Melalui Aisyiyah, Nyai Ahmad Dahlan mendirikan sekolah-sekolah putri dan asrama, serta keaksaraan dan program pendidikan Islam bagi perempuan, Dia juga berkhotbah menentang kawin paksa. Dia juga mengunjungi cabang-cabang di seluruh Jawa. Berbeda dengan tradisi masyarakat Jawa yang patriarki, Nyai Ahmad Dahlan berpendapat bahwa perempuan dimaksudkan untuk menjadi mitra suami mereka. Sekolah Aisyiyah dipengaruhi oleh ideologi pendidikan Ahmad Dahlan yakni Catur Pusat: pendidikan di rumah, pendidikan di sekolah, pendidikan di masyarakat, dan pendidikan di tempat-tempat ibadah.


Kepemimpinan dan kehidupan selanjutnya


Setelah Ahmad Dahlan meninggal dunia pada tahun 1923, Nyai Ahmad Dahlan terus aktif di Muhammadiyah dan Aisyiyah.
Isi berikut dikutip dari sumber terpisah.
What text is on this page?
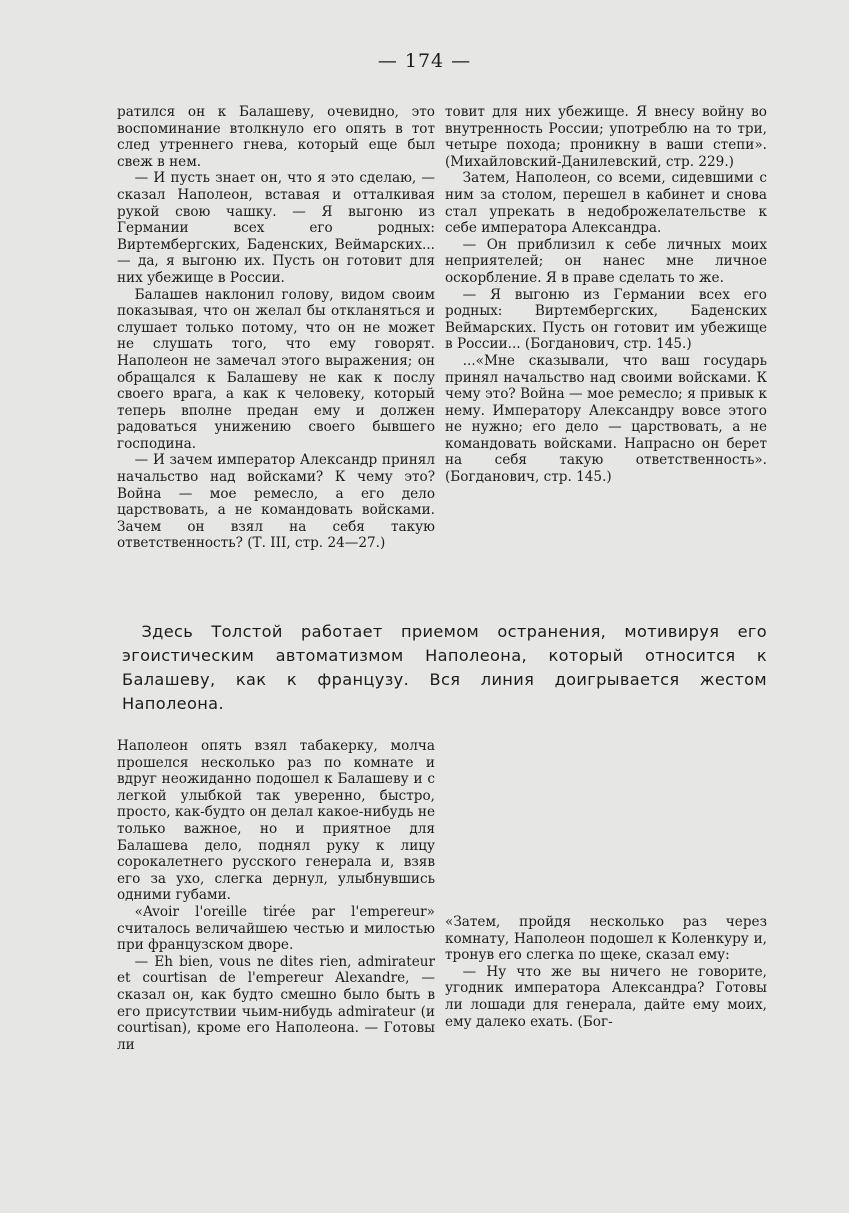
— 174 —

ратился он к Балашеву, очевидно, это воспоминание втолкнуло его опять в тот след утреннего гнева, который еще был свеж в нем.

— И пусть знает он, что я это сделаю, — сказал Наполеон, вставая и отталкивая рукой свою чашку. — Я выгоню из Германии всех его родных: Виртембергских, Баденских, Веймарских... — да, я выгоню их. Пусть он готовит для них убежище в России.

Балашев наклонил голову, видом своим показывая, что он желал бы откланяться и слушает только потому, что он не может не слушать того, что ему говорят. Наполеон не замечал этого выражения; он обращался к Балашеву не как к послу своего врага, а как к человеку, который теперь вполне предан ему и должен радоваться унижению своего бывшего господина.

— И зачем император Александр принял начальство над войсками? К чему это? Война — мое ремесло, а его дело царствовать, а не командовать войсками. Зачем он взял на себя такую ответственность? (Т. III, стр. 24—27.)

товит для них убежище. Я внесу войну во внутренность России; употреблю на то три, четыре похода; проникну в ваши степи». (Михайловский-Данилевский, стр. 229.)

Затем, Наполеон, со всеми, сидевшими с ним за столом, перешел в кабинет и снова стал упрекать в недоброжелательстве к себе императора Александра.

— Он приблизил к себе личных моих неприятелей; он нанес мне личное оскорбление. Я в праве сделать то же.

— Я выгоню из Германии всех его родных: Виртембергских, Баденских Веймарских. Пусть он готовит им убежище в России... (Богданович, стр. 145.)

...«Мне сказывали, что ваш государь принял начальство над своими войсками. К чему это? Война — мое ремесло; я привык к нему. Императору Александру вовсе этого не нужно; его дело — царствовать, а не командовать войсками. Напрасно он берет на себя такую ответственность». (Богданович, стр. 145.)

Здесь Толстой работает приемом остранения, мотивируя его эгоистическим автоматизмом Наполеона, который относится к Балашеву, как к французу. Вся линия доигрывается жестом Наполеона.

Наполеон опять взял табакерку, молча прошелся несколько раз по комнате и вдруг неожиданно подошел к Балашеву и с легкой улыбкой так уверенно, быстро, просто, как-будто он делал какое-нибудь не только важное, но и приятное для Балашева дело, поднял руку к лицу сорокалетнего русского генерала и, взяв его за ухо, слегка дернул, улыбнувшись одними губами.

«Avoir l'oreille tirée par l'empereur» считалось величайшею честью и милостью при французском дворе.

— Eh bien, vous ne dites rien, admirateur et courtisan de l'empereur Alexandre, — сказал он, как будто смешно было быть в его присутствии чьим-нибудь admirateur (и courtisan), кроме его Наполеона. — Готовы ли

«Затем, пройдя несколько раз через комнату, Наполеон подошел к Коленкуру и, тронув его слегка по щеке, сказал ему:

— Ну что же вы ничего не говорите, угодник императора Александра? Готовы ли лошади для генерала, дайте ему моих, ему далеко ехать. (Бог-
Pada tahun 1926, ia memimpin Kongres Muhammadiyah ke-15 di Surabaya. Ia adalah wanita pertama yang memimpin konferensi seperti itu. Sebagai hasil dari liputan luas media di koran-koran seperti Pewarta Surabaya dan Sin Tit Po, banyak perempuan terpengaruh untuk bergabung ke dalam Aisyiyah, sementara cabang-cabang lainnya dibuka di pulau-pulau lain di Nusantara.

Nyai Ahmad Dahlan terus memimpin Aisyiyah sampai 1934. Selama masa pendudukan Jepang, Aisyiyah dilarang oleh Militer Jepang di Jawa dan Madura pada 10 September 1943, ia kemudian bekerja di sekolah-sekolah dan berjuang untuk menjaga siswa dari paksaaan untuk menyembah matahari dan menyanyikan lagu-lagu Jepang. Selama masa Revolusi Nasional Indonesia, ia memasak sup ​​dari rumahnya bagi para tentaradan mempromosikan dinas militer di antara mantan murid muridnya.Dia juga berpartisipasi dalam diskusi tentang perang bersama Jenderal Sudirman dan Presiden Sukarno.

Nyai Ahmad Dahlan meninggal pada pukul 01:00 siang pada tanggal 31 Mei 1946 dan dimakamkan di belakang Masjid Gedhe Kauman, Yogyakarta empat jam kemudian. Sekretaris Negara, Abdoel Gaffar Pringgodigdo dan Menteri Agama, Rasjidi mewakili pemerintah pada saat pemakamannya.